【2018年5月】セルビアのベオグラードでのウォーキングツアー、次はモスクの前で立ち止まりました。
このBajrakliモスクは、この町で唯一残っているモスクであるだけでなく、町で一番、古い建物だそうです。
建てられたのは17世紀末。
Bajrakli というのは、旗という意味だそうで、その昔は旗を立てて、祈りの時間を示したのに由来するとか。
トルコ支配が終わった後はしばらく廃墟になっていましたが、19世紀末に居残ったイスラム教徒たちのために再開され、今も使われているとのことです。
といってもコソボを除いたセルビアのイスラム教徒は全人口の2~3%に過ぎず、この国の主な宗教はセルビア正教です。
知らなかったのですが、正教は各国毎に本山があって、教義もそれぞれ微妙に異なるのだそうです。
モスクの次はKalemegdan 公園兼要塞跡。
敷地の中には動物園、スポーツ施設、レストランなどが入っていて、市民の憩いの場になっています。
要塞はローマ時代からのもので、各時代にそれぞれが補強しているため、いつの建物が言えない、とガイドのタマラさんが言っていました。
彼女によると、ベオグラードは欧州で一番、古い町と考えられているそうです。
5000年前、一番初期の時代に暮らしていた民族は、とても平和な人々で、遺跡から兵器らしいものは何一つ発見されていないのだそうです。
そこへ、ケルト民族が戦いを持ち込み、その後、ローマがやってきました。
「この町では140回の戦争があり、町は44回崩壊しました」とタマラさん。
昔はシンギドゥヌムという名称でしたが、ドナウ川を上ってきたスラブ人の一群が、光の加減でこの要塞が白く輝いて見えたため「白い街だ」と言ったのを機に、ベオグラード(白い街の意味)と呼ばれるようになったそうです。
そんな話を聞いた後、公園内のドナウ川とサヴァ川が見渡せる地点へ。
川向こうは新ベオグラードで、第二次大戦後に建てられた町ですが、そのもうちょっと右側に見えた赤い屋根の集落は、ゼムンという歴史地区。

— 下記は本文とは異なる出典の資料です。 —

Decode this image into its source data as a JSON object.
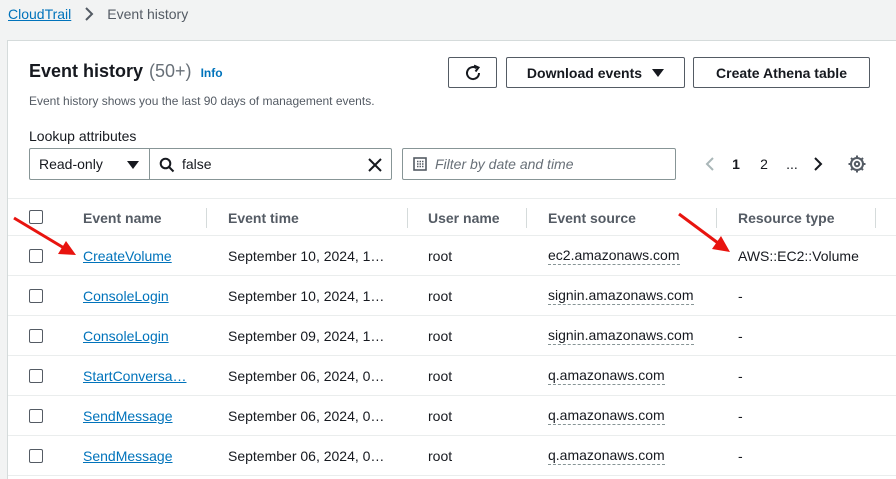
{
  "breadcrumb": {
    "root": "CloudTrail",
    "current": "Event history"
  },
  "header": {
    "title": "Event history",
    "count": "(50+)",
    "info": "Info",
    "description": "Event history shows you the last 90 days of management events."
  },
  "buttons": {
    "refresh_icon": "refresh-icon",
    "download": "Download events",
    "athena": "Create Athena table"
  },
  "filters": {
    "lookup_label": "Lookup attributes",
    "attribute": "Read-only",
    "search_value": "false",
    "date_placeholder": "Filter by date and time"
  },
  "pagination": {
    "pages": [
      "1",
      "2",
      "..."
    ],
    "current": "1"
  },
  "table": {
    "columns": [
      "Event name",
      "Event time",
      "User name",
      "Event source",
      "Resource type"
    ],
    "rows": [
      {
        "event_name": "CreateVolume",
        "event_time": "September 10, 2024, 1…",
        "user": "root",
        "source": "ec2.amazonaws.com",
        "resource_type": "AWS::EC2::Volume"
      },
      {
        "event_name": "ConsoleLogin",
        "event_time": "September 10, 2024, 1…",
        "user": "root",
        "source": "signin.amazonaws.com",
        "resource_type": "-"
      },
      {
        "event_name": "ConsoleLogin",
        "event_time": "September 09, 2024, 1…",
        "user": "root",
        "source": "signin.amazonaws.com",
        "resource_type": "-"
      },
      {
        "event_name": "StartConversa…",
        "event_time": "September 06, 2024, 0…",
        "user": "root",
        "source": "q.amazonaws.com",
        "resource_type": "-"
      },
      {
        "event_name": "SendMessage",
        "event_time": "September 06, 2024, 0…",
        "user": "root",
        "source": "q.amazonaws.com",
        "resource_type": "-"
      },
      {
        "event_name": "SendMessage",
        "event_time": "September 06, 2024, 0…",
        "user": "root",
        "source": "q.amazonaws.com",
        "resource_type": "-"
      }
    ]
  },
  "colors": {
    "link": "#0073bb",
    "annotation": "#e8140f",
    "border": "#879596"
  }
}
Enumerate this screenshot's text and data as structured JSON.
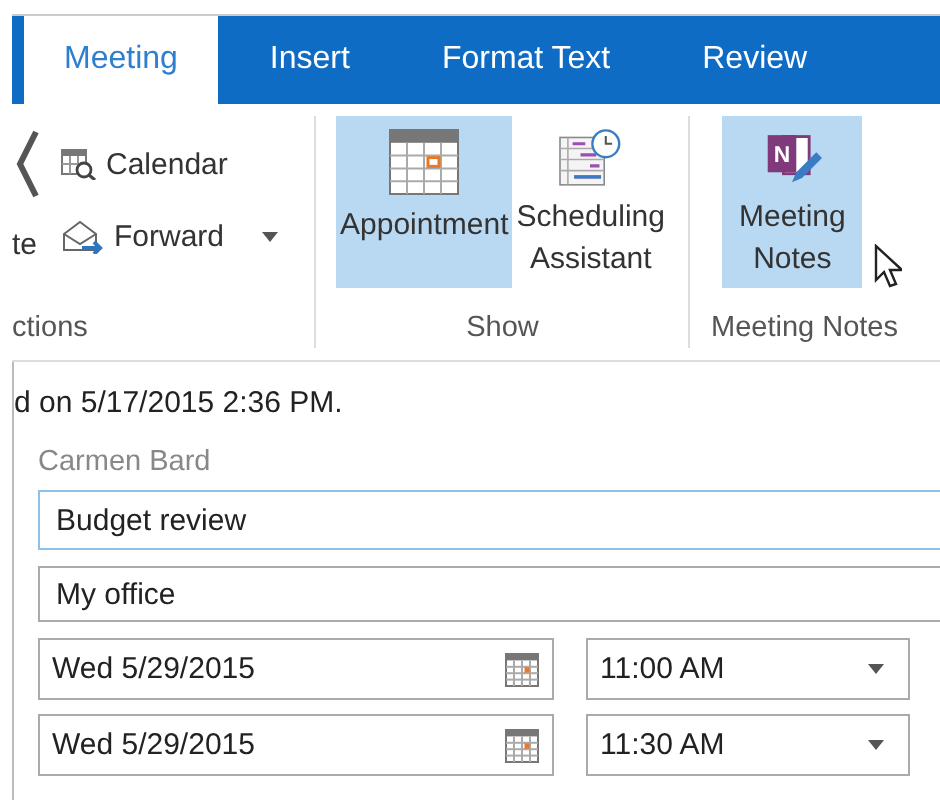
{
  "tabs": [
    {
      "label": "Meeting",
      "selected": true
    },
    {
      "label": "Insert",
      "selected": false
    },
    {
      "label": "Format Text",
      "selected": false
    },
    {
      "label": "Review",
      "selected": false
    }
  ],
  "ribbon": {
    "groups": [
      {
        "label": "ctions",
        "kind": "small",
        "cut_label": "te",
        "items": [
          {
            "label": "Calendar",
            "kind": "calendar",
            "dropdown": false
          },
          {
            "label": "Forward",
            "kind": "forward",
            "dropdown": true
          }
        ]
      },
      {
        "label": "Show",
        "kind": "large",
        "items": [
          {
            "label": "Appointment",
            "kind": "appointment",
            "selected": true
          },
          {
            "label": "Scheduling\nAssistant",
            "kind": "scheduling",
            "selected": false
          }
        ]
      },
      {
        "label": "Meeting Notes",
        "kind": "large",
        "items": [
          {
            "label": "Meeting\nNotes",
            "kind": "onenote",
            "logo_letter": "N",
            "selected": true
          }
        ]
      }
    ]
  },
  "info": "d on 5/17/2015 2:36 PM.",
  "organizer": "Carmen Bard",
  "subject": {
    "value": "Budget review",
    "focused": true
  },
  "location": {
    "value": "My office",
    "focused": false
  },
  "times": [
    {
      "date": "Wed 5/29/2015",
      "time": "11:00 AM"
    },
    {
      "date": "Wed 5/29/2015",
      "time": "11:30 AM"
    }
  ]
}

今はベオグラードの一部となっていますが、もともとは別の町で、18世紀、ベオグラードがトルコ傘下にあったのに対し、ゼムンはオーストリア帝国の一部、と別の国でもあったのだそうです。
それから、ポベドニク(勝利の像)を見ました。
これは第一次大戦の後、町の象徴として作られた男性の裸体像。
本当は町の中心に置かれる予定でしたが、「女性が皆、目を伏せて通らなければならない」と不満の声が上がり、この公園の一角におさまったそうです。
裸体は、自由を意味するのだそうですが。
それから、もう少し先で、第一次大戦が始まった地点というのも見ました。
第一次大戦はサラエボの橋の上で、オーストリアの皇子が殺害されたのがきっかけでしたが、この要塞跡の一部が実際の戦闘の始まりだったのだそうです。
公園から降りてきたところで、二時間半に渡ったウォーキングツアーは終了。
盛りだくさんの内容で、古代史から現代史まで面白く学べました。
こういうウォーキングツアーは無料ですが、最後にチップをあげるのが礼儀です。
二人分として2000ディナール(約2100円)をタマラさんにあげたら、嬉しそうでした。